- Directed by: Michael O'Herlihy
- Screenplay by: Jack Turley
- Based on: San Domingo, The Medicine Hat Stallion (1972 novel) by Marguerite Henry
- Produced by: Ed Friendly (producer & executive producer)
- Starring: Leif Garrett Milo O'Shea Bibi Besch John Quade Ann Doran
- Cinematography: Robert L. Morrison
- Edited by: Paul LaMastra
- Music by: Morton Stevens
- Production companies: NBC Productions Ed Friendly Productions
- Distributed by: NBC (original broadcast) GoodTimes Home Video (VHS, 1977)
- Release date: November 6, 1977 (broadcast date);
- Running time: 85 minutes
- Country: United States
- Language: English

= Peter Lundy and the Medicine Hat Stallion =

1977 Television film directed by Michael O'Herlihy

Peter Lundy and the Medicine Hat Stallion is a made-for-TV movie starring Leif Garrett, Milo O'Shea, Bibi Besch, John Quade, and Ann Doran which aired November 6, 1977, on NBC. Brad Rearden, Mitchell Ryan, John Anderson, Charles Tyner, Ned Romero, Jimmy Lydon, Phil Mead, Bill Hicks, and Robert Tzudiker have supporting roles.

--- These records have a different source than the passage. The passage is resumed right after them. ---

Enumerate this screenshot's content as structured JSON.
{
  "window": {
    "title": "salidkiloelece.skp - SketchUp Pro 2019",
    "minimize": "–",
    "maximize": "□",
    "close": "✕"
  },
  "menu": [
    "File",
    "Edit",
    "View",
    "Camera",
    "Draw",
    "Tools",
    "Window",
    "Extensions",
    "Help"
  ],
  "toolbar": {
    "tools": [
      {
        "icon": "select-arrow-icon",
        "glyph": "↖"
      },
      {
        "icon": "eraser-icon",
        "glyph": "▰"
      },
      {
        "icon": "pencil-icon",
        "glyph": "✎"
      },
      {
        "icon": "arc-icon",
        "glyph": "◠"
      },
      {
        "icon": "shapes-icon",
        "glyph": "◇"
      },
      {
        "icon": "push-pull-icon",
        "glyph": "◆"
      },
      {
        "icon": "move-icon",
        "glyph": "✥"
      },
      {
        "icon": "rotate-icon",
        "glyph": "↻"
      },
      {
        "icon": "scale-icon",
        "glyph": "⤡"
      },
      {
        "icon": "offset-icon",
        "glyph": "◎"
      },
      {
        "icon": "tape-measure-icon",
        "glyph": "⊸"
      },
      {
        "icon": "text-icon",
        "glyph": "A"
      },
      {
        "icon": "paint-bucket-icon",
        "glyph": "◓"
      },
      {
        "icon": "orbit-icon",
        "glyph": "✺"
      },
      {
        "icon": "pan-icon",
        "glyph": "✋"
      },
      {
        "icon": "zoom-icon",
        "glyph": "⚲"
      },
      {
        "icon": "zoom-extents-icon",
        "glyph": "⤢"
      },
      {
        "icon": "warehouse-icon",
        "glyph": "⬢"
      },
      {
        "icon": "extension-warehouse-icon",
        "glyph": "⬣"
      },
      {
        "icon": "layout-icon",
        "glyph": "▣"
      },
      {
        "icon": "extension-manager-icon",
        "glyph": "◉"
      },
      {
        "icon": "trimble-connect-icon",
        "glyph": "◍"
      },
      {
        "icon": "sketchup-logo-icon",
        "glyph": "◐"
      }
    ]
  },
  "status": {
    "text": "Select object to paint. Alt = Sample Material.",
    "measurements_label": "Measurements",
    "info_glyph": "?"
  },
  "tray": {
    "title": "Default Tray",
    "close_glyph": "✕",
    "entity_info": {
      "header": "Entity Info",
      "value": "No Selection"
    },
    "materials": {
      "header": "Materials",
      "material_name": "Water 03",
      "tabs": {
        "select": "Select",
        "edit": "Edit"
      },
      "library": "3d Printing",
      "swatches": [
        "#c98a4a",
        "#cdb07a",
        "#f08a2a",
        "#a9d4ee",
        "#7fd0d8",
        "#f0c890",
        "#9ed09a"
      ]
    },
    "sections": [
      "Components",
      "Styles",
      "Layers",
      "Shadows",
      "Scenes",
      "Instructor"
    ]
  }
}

The film is based on the novel San Domingo, The Medicine Hat Stallion by Newbery Medal award winner Marguerite Henry. The film was developed and produced by Ed Friendly and directed by Michael O'Herlihy from a teleplay by Jack Turley. In 1978 Peter Lundy was awarded the Bronze Wrangler for Outstanding Western Fictional Television Program by the National Cowboy & Western Heritage Museum.

==Plot==
Peter Lundy (Leif Garrett) is a 15-year-old boy growing up in pre-Civil War Nebraska Territory with his father Jethro (Mitchell Ryan), mother Emily (Bibi Besch), and Grandma Lundy (Ann Doran). Peter resents the tyrannical way his father treats him and hates the bleak life at their prairie trading post. He raises a foal that was left at the trading post as a payment until it becomes old enough to ride. Peter and his horse then win a job with the Pony Express to carry correspondence and messages between the East and West coasts. It is a rough, hard, and dangerous job but Peter learns what he is made of and earns the respect of his father.

==Cast==

- Leif Garrett as Peter Lundy
- Milo O'Shea as Brisly
- Bibi Besch as Emily Lundy
- John Quade as Adam
- Ann Doran as Grandma Lundy
- Brad Rearden as Jim Baxter
- Mitchell Ryan as Jethro Lundy
- John Anderson as Alexander Majors
- Charles Tyner as Lefty Slade
- Ned Romero as Red Cloud
- Jimmy Lydon as Muggeridge
- Phil Mead as Hugo Rummelholf
- Bill Hicks as Bolivar Roberts
- Robert Tzudiker as Pee Wee

==Production==
Peter Lundy and the Medicine Hat Stallion was filmed in New Mexico.

==Ratings==
Peter Lundy and the Medicine Hat Stallion tied for 442nd with the deciding sixth game of the NBA Finals.

==Awards==
Won
- Western Heritage Awards Bronze Wrangler (1978) for Fictional Television Drama - Film/Television
  - Ed Friendly (producer)
  - Michael O'Herlihy (director)
  - Jack Turley (writer)
  - Leif Garrett (actor)
  - Milo O'Shea (actor)

Nomination
- Primetime Emmy Awards (1978)
  - Outstanding Children's Special – Ed Friendly (producer)

Other awards
- Film Advisory Board Award of Excellence
- Southern California Motion Picture Council Golden Halo
- American Humane Society Award for outstanding contribution to the production of a motion picture with animals.